Una comunidad como la que esboza Llansol, que bien podría llamarse líquida, incorpora entre sus necesidades la atención a su entorno, con el que no deja de estar en simbiosis. Esta mirada social toma como centro la figura de Müntzer: decapitado en mayo de 1525, tras la derrota de las revueltas campesinas, que aparece llevando su cabeza cortada de aquí para allá, y generando alrededor una corriente crítica que no se condensa en ideas, sino que cristaliza en tensión. El recuento de algunas formas europeas de persecución del pensamiento parece perfilar en la cadena histórica de las herejías una zona de resistencia antisistema: «nos ha quedado una concepción de lo real, una sombra, un espacio vacío y una virtualidad». Y quizá tanto la intimidad como la resistencia precisarían mejor su cualidad si se observara la delgada trama autobiográfica que Llansol va diluyendo en el texto -el exilio y las lenguas extrañas entre sí, la dialéctica entre Flandes y Portugal, que trae a la última página la evocación de Don Sebastián, aun sin nombrarlo. Pero hacer esto requeriría empezar de nuevo, como sin duda todo gran libro demanda.
Lecturas
Maria Gabriela Llansol, Geografía de rebeldes. Traducción de Atalaire. Madrid, Cinca, 2014.
-, O Livro das Comunidades, seguido de Apontamentos sobre a Escola da Rua de Namur. Lisboa, Relógio d’Água, 1999.
Juan de la Cruz, Obras completas. Madrid, Editorial de Espiritualidad, 1993 (5ª).

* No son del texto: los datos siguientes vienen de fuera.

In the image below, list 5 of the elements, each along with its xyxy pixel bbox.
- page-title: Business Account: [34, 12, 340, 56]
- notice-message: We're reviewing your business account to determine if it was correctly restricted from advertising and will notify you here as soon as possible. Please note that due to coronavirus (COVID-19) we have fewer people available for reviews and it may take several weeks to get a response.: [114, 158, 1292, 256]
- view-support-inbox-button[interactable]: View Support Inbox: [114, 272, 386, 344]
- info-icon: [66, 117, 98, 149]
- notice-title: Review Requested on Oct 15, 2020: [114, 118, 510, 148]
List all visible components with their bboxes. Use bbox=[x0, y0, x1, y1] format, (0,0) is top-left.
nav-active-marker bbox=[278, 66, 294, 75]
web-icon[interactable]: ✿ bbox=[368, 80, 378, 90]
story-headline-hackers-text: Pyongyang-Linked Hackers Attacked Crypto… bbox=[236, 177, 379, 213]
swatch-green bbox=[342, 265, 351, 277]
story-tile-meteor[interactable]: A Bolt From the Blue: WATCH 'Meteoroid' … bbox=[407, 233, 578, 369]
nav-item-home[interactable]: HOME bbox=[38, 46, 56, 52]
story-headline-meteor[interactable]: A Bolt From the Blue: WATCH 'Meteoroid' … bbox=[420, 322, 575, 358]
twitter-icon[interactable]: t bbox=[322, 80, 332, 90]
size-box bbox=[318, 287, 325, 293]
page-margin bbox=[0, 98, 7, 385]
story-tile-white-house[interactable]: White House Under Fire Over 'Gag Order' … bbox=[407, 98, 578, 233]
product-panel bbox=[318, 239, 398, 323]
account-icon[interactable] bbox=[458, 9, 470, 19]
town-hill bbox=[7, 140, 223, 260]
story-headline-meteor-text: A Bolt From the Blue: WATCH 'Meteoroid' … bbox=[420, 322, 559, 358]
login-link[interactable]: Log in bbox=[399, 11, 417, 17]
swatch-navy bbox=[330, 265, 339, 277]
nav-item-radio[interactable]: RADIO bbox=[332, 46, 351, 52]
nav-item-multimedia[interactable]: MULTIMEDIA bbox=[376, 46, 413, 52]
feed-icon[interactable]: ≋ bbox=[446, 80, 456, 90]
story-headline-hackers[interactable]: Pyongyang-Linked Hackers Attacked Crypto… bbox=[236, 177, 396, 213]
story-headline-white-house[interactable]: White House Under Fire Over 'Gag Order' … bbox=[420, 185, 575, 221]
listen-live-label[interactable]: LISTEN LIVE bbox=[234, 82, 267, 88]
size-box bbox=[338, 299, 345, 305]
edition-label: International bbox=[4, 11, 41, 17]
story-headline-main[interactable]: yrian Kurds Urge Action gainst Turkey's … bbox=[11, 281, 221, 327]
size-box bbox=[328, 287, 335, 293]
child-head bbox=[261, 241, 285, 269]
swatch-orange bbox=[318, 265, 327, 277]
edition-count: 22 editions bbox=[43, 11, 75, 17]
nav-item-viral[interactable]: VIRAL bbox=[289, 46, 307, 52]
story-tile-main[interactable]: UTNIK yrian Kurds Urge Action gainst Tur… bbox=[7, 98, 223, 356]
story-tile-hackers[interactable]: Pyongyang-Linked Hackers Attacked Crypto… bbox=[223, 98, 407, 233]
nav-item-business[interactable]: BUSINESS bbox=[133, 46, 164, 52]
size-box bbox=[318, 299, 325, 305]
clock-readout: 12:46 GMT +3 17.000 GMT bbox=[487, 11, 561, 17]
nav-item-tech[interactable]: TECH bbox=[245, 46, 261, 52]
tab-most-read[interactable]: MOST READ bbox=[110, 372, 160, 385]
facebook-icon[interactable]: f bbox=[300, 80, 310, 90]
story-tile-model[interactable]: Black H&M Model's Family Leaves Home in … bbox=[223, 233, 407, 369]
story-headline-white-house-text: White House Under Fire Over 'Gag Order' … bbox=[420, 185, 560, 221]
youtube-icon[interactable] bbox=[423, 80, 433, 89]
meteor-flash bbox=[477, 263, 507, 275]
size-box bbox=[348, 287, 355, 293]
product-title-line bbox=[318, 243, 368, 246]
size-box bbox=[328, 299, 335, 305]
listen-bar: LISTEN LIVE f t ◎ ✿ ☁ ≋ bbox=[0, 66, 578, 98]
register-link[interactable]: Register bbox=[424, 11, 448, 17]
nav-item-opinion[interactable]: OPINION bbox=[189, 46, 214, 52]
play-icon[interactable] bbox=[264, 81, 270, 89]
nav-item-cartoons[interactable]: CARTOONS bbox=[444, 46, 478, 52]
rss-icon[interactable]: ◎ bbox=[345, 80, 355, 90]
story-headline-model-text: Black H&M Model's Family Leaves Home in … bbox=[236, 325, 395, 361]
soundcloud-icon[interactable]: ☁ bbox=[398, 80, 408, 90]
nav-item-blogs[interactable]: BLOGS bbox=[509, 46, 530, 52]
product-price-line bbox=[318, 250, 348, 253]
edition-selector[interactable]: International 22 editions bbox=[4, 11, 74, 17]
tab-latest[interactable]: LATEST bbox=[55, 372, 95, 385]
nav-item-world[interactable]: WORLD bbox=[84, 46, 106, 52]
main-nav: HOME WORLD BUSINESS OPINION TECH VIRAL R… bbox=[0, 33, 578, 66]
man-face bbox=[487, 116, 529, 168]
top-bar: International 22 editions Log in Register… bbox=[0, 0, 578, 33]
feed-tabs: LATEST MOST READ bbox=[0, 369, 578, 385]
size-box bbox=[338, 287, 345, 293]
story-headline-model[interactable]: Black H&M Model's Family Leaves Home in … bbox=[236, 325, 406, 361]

Ernst Bloch, Thomas Müntzer, teólogo de la revolución. Traducción de Jorge Deike. Madrid, Antonio Machado, 2002.
Maria João Cantinho, «Imagem e Tempo na obra de Maria Gabriela Llansol». Lisboa, Faces de Eva, 2003.
Silvina Rodrigues Lopes, Exercícios de Aproximação. Lisboa, Vendaval, 2003.
-, Teoria da des-possessão. Lisboa, Averno, 2013.
José Augusto Mourão, O fulgor é móvel. Lisboa, Roma Editora, 2003.